Walaupun sekarang misalnya Presiden Jokowi udah diatur dua periode, ya kalau misalnya Pak Jokowi mau, "saya mau tiga periode dia bikin dengan kekuasaan yang ada berubah lagi 3 periode bisa aja.
Tapi kan Pak Jokowi gak mau, ya jelas Pak Jokowi saya mau ikut konstitusi. Dua kali ya udah dua kali.
Sebelumnya diamandemen kan pemilihan dilakukan oleh MPR sekarang dipilih langsung, menurut Mas To apa untung ruginya?
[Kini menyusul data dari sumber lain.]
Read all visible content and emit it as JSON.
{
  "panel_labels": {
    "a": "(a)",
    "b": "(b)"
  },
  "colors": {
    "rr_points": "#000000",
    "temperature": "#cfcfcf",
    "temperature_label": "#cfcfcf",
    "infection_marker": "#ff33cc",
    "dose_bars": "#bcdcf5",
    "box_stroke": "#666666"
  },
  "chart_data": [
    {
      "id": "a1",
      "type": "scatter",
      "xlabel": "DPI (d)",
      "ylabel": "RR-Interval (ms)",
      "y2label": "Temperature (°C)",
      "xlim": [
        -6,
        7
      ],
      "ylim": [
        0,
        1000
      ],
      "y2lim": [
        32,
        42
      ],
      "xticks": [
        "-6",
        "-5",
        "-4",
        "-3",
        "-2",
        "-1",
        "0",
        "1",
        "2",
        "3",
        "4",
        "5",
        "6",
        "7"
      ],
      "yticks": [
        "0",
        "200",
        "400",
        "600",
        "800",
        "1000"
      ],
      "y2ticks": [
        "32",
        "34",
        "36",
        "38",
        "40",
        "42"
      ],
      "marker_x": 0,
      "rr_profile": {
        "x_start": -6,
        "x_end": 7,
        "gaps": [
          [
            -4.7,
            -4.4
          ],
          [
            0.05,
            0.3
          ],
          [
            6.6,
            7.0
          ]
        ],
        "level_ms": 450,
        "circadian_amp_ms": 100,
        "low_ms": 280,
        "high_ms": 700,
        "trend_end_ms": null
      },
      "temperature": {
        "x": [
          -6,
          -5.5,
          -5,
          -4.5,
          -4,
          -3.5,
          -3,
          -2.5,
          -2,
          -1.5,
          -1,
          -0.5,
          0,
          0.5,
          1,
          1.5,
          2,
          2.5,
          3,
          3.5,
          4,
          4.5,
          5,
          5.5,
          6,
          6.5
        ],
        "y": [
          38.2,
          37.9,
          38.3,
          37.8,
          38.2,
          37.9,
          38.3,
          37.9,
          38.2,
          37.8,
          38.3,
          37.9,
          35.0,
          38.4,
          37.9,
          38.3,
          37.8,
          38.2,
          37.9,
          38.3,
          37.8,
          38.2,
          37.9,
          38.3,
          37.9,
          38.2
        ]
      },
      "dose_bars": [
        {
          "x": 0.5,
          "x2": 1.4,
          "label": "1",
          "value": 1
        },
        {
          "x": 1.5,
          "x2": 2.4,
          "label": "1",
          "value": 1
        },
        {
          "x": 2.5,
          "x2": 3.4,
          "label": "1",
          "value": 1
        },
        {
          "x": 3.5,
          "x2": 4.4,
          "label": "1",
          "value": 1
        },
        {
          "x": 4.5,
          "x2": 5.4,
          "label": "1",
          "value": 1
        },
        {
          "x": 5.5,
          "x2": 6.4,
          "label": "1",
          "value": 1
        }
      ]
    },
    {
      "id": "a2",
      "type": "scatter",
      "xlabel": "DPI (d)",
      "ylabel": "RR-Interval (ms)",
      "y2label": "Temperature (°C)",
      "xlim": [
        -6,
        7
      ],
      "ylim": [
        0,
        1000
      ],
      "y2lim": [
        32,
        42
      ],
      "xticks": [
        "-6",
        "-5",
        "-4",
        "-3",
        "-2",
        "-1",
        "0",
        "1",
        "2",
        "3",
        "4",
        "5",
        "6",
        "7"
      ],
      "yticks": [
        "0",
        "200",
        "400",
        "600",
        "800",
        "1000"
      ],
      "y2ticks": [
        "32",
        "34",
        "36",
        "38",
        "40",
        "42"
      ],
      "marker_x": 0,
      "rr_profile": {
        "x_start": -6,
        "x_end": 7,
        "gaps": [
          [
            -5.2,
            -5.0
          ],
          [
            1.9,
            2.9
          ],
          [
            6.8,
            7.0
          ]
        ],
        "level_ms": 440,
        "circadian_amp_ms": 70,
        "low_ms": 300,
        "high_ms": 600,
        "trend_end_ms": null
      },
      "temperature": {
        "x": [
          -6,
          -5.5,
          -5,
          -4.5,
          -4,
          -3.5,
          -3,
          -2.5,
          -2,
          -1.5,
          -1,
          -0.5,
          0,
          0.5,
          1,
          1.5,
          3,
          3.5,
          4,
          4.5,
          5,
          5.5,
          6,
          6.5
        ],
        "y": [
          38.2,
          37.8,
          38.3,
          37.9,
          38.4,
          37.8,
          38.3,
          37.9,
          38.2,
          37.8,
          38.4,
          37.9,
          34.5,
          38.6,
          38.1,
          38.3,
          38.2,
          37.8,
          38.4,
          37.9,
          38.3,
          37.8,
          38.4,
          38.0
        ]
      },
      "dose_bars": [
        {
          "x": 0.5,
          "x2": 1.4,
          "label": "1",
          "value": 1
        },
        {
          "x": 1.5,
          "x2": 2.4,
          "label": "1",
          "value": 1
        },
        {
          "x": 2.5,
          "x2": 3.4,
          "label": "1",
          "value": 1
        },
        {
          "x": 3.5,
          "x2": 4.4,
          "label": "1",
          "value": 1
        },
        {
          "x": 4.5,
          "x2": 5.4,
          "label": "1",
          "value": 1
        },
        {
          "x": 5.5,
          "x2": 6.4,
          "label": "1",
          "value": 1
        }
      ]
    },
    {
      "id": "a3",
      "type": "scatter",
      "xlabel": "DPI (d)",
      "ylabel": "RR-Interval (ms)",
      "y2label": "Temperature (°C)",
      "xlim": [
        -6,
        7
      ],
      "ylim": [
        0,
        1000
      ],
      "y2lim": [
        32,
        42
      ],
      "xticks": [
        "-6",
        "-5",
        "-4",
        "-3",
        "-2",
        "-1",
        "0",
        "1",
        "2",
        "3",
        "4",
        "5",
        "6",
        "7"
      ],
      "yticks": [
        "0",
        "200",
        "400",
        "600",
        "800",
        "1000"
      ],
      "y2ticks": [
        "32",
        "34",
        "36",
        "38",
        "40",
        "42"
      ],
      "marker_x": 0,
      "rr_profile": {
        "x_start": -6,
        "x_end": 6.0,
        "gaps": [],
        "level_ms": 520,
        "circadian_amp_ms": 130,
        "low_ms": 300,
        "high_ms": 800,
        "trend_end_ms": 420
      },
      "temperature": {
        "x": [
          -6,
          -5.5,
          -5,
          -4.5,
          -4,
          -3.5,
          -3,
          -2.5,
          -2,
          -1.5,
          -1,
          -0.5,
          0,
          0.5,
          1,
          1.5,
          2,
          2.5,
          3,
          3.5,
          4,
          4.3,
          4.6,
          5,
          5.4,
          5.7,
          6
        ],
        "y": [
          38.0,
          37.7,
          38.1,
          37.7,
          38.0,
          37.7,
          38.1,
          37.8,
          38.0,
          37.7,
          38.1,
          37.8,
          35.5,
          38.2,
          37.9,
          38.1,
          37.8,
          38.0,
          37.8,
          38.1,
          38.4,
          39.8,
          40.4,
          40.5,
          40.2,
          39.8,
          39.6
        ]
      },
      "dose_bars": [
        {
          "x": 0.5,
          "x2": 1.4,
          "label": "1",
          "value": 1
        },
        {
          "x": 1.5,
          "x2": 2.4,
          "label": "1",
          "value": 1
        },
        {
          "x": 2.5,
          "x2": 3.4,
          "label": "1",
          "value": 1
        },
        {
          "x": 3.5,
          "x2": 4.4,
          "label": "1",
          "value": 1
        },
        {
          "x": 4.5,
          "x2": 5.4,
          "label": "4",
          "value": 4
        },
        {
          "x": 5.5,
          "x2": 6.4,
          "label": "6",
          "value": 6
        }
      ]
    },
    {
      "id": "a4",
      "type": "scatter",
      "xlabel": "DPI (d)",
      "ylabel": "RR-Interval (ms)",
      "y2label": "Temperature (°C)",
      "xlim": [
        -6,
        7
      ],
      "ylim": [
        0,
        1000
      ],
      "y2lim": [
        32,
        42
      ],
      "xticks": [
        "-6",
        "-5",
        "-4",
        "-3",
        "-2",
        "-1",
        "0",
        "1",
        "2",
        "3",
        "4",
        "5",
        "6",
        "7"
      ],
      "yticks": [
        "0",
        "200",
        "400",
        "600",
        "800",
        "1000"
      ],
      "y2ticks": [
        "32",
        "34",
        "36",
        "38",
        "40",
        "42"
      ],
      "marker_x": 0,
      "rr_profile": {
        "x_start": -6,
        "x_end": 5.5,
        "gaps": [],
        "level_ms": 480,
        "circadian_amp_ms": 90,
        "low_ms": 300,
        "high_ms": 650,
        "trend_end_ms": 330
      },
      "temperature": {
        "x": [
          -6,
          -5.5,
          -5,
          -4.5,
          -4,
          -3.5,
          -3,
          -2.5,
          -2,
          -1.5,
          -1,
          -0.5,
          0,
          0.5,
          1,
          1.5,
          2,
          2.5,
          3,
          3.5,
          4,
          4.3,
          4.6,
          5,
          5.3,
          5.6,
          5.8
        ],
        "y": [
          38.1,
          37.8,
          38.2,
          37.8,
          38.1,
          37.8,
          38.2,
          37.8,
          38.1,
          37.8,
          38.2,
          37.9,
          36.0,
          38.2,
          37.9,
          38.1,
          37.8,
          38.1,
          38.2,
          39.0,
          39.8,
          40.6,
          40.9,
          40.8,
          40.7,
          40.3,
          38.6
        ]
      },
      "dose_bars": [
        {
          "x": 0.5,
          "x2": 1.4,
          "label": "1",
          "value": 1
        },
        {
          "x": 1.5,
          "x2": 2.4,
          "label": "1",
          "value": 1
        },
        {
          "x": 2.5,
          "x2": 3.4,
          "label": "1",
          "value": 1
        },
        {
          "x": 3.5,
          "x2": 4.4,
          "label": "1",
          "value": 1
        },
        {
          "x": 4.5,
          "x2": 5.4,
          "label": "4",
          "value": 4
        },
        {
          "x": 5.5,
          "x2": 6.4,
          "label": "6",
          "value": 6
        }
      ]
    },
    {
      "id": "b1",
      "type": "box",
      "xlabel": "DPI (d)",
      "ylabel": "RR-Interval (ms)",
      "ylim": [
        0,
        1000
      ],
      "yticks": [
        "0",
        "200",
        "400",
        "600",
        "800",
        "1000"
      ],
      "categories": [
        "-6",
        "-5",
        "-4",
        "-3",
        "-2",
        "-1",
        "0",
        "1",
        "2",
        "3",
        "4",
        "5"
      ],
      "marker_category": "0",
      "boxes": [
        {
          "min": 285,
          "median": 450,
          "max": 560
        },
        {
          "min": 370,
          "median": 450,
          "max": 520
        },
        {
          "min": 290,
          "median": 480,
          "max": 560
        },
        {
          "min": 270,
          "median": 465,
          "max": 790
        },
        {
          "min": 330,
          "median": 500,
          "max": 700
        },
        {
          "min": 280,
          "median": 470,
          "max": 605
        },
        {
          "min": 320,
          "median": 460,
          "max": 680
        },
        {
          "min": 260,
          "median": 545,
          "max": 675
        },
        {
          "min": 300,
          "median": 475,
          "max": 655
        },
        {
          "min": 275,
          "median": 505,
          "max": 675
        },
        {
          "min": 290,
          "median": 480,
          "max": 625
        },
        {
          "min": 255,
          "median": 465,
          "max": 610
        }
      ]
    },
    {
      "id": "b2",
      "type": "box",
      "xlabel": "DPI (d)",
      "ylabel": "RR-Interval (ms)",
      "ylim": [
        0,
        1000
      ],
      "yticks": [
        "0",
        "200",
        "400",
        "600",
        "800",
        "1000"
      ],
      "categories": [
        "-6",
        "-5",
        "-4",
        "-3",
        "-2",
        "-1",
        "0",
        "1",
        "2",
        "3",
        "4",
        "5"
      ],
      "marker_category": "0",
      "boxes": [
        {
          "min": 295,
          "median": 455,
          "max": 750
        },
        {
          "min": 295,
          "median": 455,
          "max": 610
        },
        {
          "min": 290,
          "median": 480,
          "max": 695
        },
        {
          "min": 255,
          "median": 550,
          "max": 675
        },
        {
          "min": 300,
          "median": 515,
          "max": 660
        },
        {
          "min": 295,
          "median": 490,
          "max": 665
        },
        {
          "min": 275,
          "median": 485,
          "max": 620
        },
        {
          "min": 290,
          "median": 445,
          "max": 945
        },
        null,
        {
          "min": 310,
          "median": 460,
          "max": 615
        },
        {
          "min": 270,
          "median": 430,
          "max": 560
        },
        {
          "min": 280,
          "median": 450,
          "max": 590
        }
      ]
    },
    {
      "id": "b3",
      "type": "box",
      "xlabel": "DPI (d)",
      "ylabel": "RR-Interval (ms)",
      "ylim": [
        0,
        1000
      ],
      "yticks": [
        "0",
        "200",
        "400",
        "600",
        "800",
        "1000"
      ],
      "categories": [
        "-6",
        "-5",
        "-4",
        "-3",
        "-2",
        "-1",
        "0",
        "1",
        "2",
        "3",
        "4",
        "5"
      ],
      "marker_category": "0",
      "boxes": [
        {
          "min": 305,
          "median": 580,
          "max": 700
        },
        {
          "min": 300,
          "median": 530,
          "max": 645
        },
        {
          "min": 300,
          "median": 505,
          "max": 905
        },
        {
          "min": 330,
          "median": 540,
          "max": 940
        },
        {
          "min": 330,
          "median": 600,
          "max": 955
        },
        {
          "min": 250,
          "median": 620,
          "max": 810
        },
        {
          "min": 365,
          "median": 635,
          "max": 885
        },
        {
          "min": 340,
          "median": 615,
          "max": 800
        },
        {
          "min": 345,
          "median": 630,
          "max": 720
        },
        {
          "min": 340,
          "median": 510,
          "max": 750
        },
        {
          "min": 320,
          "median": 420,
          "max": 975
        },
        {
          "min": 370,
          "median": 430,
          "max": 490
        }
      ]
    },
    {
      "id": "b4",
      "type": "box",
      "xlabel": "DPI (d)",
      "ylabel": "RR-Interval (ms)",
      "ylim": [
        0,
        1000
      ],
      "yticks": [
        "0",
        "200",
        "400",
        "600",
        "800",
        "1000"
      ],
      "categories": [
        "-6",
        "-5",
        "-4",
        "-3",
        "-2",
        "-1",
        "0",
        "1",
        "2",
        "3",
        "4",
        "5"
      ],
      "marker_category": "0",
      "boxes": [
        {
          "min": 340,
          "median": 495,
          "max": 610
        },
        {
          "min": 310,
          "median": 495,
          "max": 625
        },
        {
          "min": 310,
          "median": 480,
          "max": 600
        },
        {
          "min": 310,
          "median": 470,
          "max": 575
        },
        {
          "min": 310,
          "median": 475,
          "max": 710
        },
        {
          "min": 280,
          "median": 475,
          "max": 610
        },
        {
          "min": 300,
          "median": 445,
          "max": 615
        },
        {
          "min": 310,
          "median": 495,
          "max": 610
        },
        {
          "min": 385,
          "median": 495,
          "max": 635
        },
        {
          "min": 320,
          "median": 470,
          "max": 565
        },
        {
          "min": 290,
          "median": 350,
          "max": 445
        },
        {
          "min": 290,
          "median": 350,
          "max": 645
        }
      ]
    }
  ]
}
Kita nggak usah ngomong lagi untungnya, tapi ruginya dengan pemilhan langsung apalagi 50+1 yang menang itu kan sudah demokrasi liberal.
Jadi presiden termasuk wakil presiden dipilih oleh rakyat langsung, nanti gubernur dipilih langsung bawahnya lagi sampai kepala desa. Mereka ini akhirnya tidak punya perasaan kepanjangan tangan dari Presiden.
Bisa saja terjadi Presidennya maunya A, gubernurnya policynya B, dan ini kejadian. Itu ruginya.
Ada lagi yang tidak mencerminkan UUD 45 ajaran dari Bung Karno?
Yang paling mendasar adalah yang udah nyeleweng dari UUD revolusi yang asli yaitu harus dipilih oleh MPR presiden dan wakil presiden.
Beberapa waktu lalu pimpinan MPR merekomendasikan masuknya pokok-pokok haluan negara atau GBHN di dalam UUD supaya maksudnya kalau ganti Presiden menjadi tidak ganti kebijakan, menurut Mas To gimana usulan tersebut?
Usulan boleh saja tapi kenapa sih harus setengah hati begitu. Kalau mau GBHN masuk ya kembali saja ke UUD yang asli. Kenapa harus nanggung begitu. (Tribun Network/Reynas Abdila)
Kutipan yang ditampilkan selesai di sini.